Ch 9, Didache: "But let no one eat or drink of your Eucharist, unless they have been baptized into the name of the Lord; for concerning this also the Lord has said, "Give not that which is holy to the dogs."

Sounds straightforward enough, but how many protestant churches now let unbaptised children to partake of the communion bread? It's quite common to see protestant churches who have no particular teachings on this matter.

Ch 14, Didache But every Lord's day gather yourselves together, and break bread, and give thanksgiving after having confessed your transgressions, that your sacrifice may be pure.

Orthodoxy draws a fairly close link between having first confessed before one partakes of the Eucharist, especially given the strong warning of 1Cor. 11:27.

In short, the teachings of this 1st century document contain a number of extra-scriptural practices which are quite familiar to the modern day Eastern Orthodox Christian.

What about other practices like Orthodox chrismation, whereby a newly baptised convert is annointed with oil for the receipt of the Holy Spirit?

Tertullian writing around 205AD says "After having come out of the laver, we are anointed thoroughly with a blessed unction according to the ancient rule . . . The unction runs bodily over us, but profits spiritually . . . . Next to this, the hand is laid upon us through the blessing, calling upon and inviting the Holy Spirit".

This is exactly what the Orthodox do today. Special blessed unction is annointed to the new Christian, and Tertuallian in 205AD called this practice an "ancient rule".

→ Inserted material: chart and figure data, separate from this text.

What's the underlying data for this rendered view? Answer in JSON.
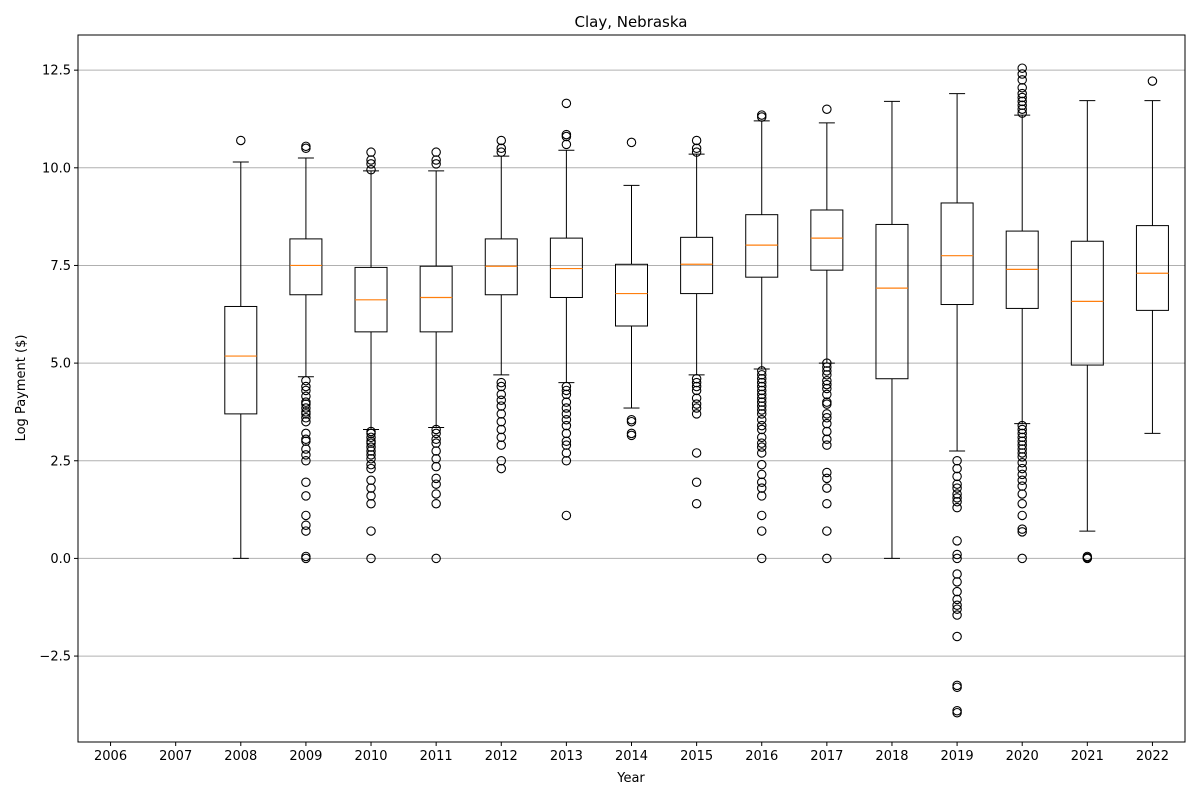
{
  "chart_data": {
    "type": "box",
    "title": "Clay, Nebraska",
    "xlabel": "Year",
    "ylabel": "Log Payment ($)",
    "categories": [
      "2006",
      "2007",
      "2008",
      "2009",
      "2010",
      "2011",
      "2012",
      "2013",
      "2014",
      "2015",
      "2016",
      "2017",
      "2018",
      "2019",
      "2020",
      "2021",
      "2022"
    ],
    "ylim": [
      -4.7,
      13.4
    ],
    "yticks": [
      -2.5,
      0.0,
      2.5,
      5.0,
      7.5,
      10.0,
      12.5
    ],
    "ytick_labels": [
      "−2.5",
      "0.0",
      "2.5",
      "5.0",
      "7.5",
      "10.0",
      "12.5"
    ],
    "grid": "y-major",
    "colors": {
      "box": "#000000",
      "median": "#ff7f0e",
      "grid": "#b0b0b0"
    },
    "boxes": [
      null,
      null,
      {
        "whislo": 0.0,
        "q1": 3.7,
        "med": 5.18,
        "q3": 6.45,
        "whishi": 10.15,
        "fliers": [
          10.7
        ]
      },
      {
        "whislo": 4.65,
        "q1": 6.75,
        "med": 7.5,
        "q3": 8.18,
        "whishi": 10.25,
        "fliers": [
          10.5,
          10.55,
          4.55,
          4.4,
          4.3,
          4.15,
          4.0,
          3.95,
          3.85,
          3.75,
          3.7,
          3.6,
          3.5,
          3.2,
          3.05,
          3.0,
          2.8,
          2.65,
          2.5,
          1.95,
          1.6,
          1.1,
          0.85,
          0.7,
          0.05,
          0.0
        ]
      },
      {
        "whislo": 3.3,
        "q1": 5.8,
        "med": 6.62,
        "q3": 7.45,
        "whishi": 9.92,
        "fliers": [
          10.4,
          10.2,
          10.1,
          9.95,
          3.25,
          3.2,
          3.1,
          3.0,
          2.95,
          2.85,
          2.75,
          2.65,
          2.55,
          2.4,
          2.3,
          2.0,
          1.8,
          1.6,
          1.4,
          0.7,
          0.0
        ]
      },
      {
        "whislo": 3.35,
        "q1": 5.8,
        "med": 6.68,
        "q3": 7.48,
        "whishi": 9.92,
        "fliers": [
          10.4,
          10.2,
          10.1,
          3.3,
          3.2,
          3.05,
          2.95,
          2.75,
          2.55,
          2.35,
          2.05,
          1.9,
          1.65,
          1.4,
          0.0
        ]
      },
      {
        "whislo": 4.7,
        "q1": 6.75,
        "med": 7.48,
        "q3": 8.18,
        "whishi": 10.3,
        "fliers": [
          10.7,
          10.5,
          10.4,
          4.5,
          4.4,
          4.2,
          4.05,
          3.9,
          3.7,
          3.5,
          3.3,
          3.1,
          2.9,
          2.5,
          2.3
        ]
      },
      {
        "whislo": 4.5,
        "q1": 6.68,
        "med": 7.42,
        "q3": 8.2,
        "whishi": 10.45,
        "fliers": [
          11.65,
          10.85,
          10.8,
          10.6,
          4.4,
          4.3,
          4.2,
          4.0,
          3.85,
          3.7,
          3.55,
          3.4,
          3.2,
          3.0,
          2.9,
          2.7,
          2.5,
          1.1
        ]
      },
      {
        "whislo": 3.85,
        "q1": 5.95,
        "med": 6.78,
        "q3": 7.53,
        "whishi": 9.55,
        "fliers": [
          10.65,
          3.55,
          3.5,
          3.2,
          3.15
        ]
      },
      {
        "whislo": 4.7,
        "q1": 6.78,
        "med": 7.53,
        "q3": 8.22,
        "whishi": 10.35,
        "fliers": [
          10.7,
          10.5,
          10.4,
          4.6,
          4.5,
          4.4,
          4.3,
          4.1,
          3.95,
          3.85,
          3.7,
          2.7,
          1.95,
          1.4
        ]
      },
      {
        "whislo": 4.85,
        "q1": 7.2,
        "med": 8.02,
        "q3": 8.8,
        "whishi": 11.2,
        "fliers": [
          11.35,
          11.3,
          4.8,
          4.7,
          4.6,
          4.5,
          4.4,
          4.3,
          4.2,
          4.1,
          4.0,
          3.9,
          3.8,
          3.7,
          3.55,
          3.4,
          3.3,
          3.1,
          2.95,
          2.85,
          2.7,
          2.4,
          2.15,
          1.95,
          1.8,
          1.6,
          1.1,
          0.7,
          0.0
        ]
      },
      {
        "whislo": 5.0,
        "q1": 7.38,
        "med": 8.2,
        "q3": 8.92,
        "whishi": 11.15,
        "fliers": [
          11.5,
          5.0,
          4.9,
          4.8,
          4.7,
          4.55,
          4.45,
          4.35,
          4.2,
          4.0,
          3.95,
          3.7,
          3.6,
          3.45,
          3.25,
          3.05,
          2.9,
          2.2,
          2.05,
          1.8,
          1.4,
          0.7,
          0.0
        ]
      },
      {
        "whislo": 0.0,
        "q1": 4.6,
        "med": 6.92,
        "q3": 8.55,
        "whishi": 11.7,
        "fliers": []
      },
      {
        "whislo": 2.75,
        "q1": 6.5,
        "med": 7.75,
        "q3": 9.1,
        "whishi": 11.9,
        "fliers": [
          2.5,
          2.3,
          2.1,
          1.9,
          1.8,
          1.65,
          1.55,
          1.45,
          1.3,
          0.45,
          0.1,
          0.0,
          -0.4,
          -0.6,
          -0.85,
          -1.05,
          -1.2,
          -1.3,
          -1.45,
          -2.0,
          -3.25,
          -3.3,
          -3.9,
          -3.95
        ]
      },
      {
        "whislo": 3.45,
        "q1": 6.4,
        "med": 7.4,
        "q3": 8.38,
        "whishi": 11.35,
        "fliers": [
          12.55,
          12.4,
          12.25,
          12.05,
          11.9,
          11.8,
          11.7,
          11.6,
          11.5,
          11.4,
          3.4,
          3.3,
          3.2,
          3.1,
          3.0,
          2.9,
          2.8,
          2.7,
          2.6,
          2.45,
          2.3,
          2.15,
          2.0,
          1.85,
          1.65,
          1.4,
          1.1,
          0.75,
          0.68,
          0.0
        ]
      },
      {
        "whislo": 0.7,
        "q1": 4.95,
        "med": 6.58,
        "q3": 8.12,
        "whishi": 11.72,
        "fliers": [
          0.05,
          0.02,
          0.0
        ]
      },
      {
        "whislo": 3.2,
        "q1": 6.35,
        "med": 7.3,
        "q3": 8.52,
        "whishi": 11.72,
        "fliers": [
          12.22
        ]
      }
    ]
  }
}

Cyril of Jerusalem writes that the oil is "symbolically applied to thy forehead, and thy other organs of sense" and that the "ears, nostrils, and breast were each to be anointed." Again, this is exactly what is still done today.

Three things ought to be obvious from the above. Firstly, that the ancient church was not sola scriptura, but in fact followed practices, "ancient rules" that they understood to be apostolic yet extra-scriptural. The "Big Cutover" to sola scriptura never happened because it was never taught. And when they date from the 1st century, who is to say they aren't apostolic practices?

Secondly, that there is an enormous amount of the Orthodox Church's practice that was familiar to the Church of the 1st and 2nd centuries, but which the modern protestant is completely ignorant of.

Thirdly, that it is perfectly reasonable to believe that the Church can maintain extra-scriptural apostolic traditions for 2000 years. It's been clearly demonstrated that the Church can pass on faithfully unwritten traditions.

The only remaining question is what we do when the historical record is somewhat silent on a particular issue in the very earliest period with its limited testiimony. Do we take the way of doubt? Leaving us with no bible, no canon, no scriptures, and merely and endless set of questions about what scripture is and what scripture means, and whose canon is the true one anyway? Or do we take the way of faith that assumes the true church with the true teachings has not vanished from the earth, and that by identifying this church we can find firm answers to the questions that continually plague the various sects of protestantism, and provide an epistemology more substantive than Francis' facile answers?

To be Orthodox is to be consistent. To be Orthodox is to be in the Church of the Fathers, never deviating from what was once delivered to the saints and passed on by the saints.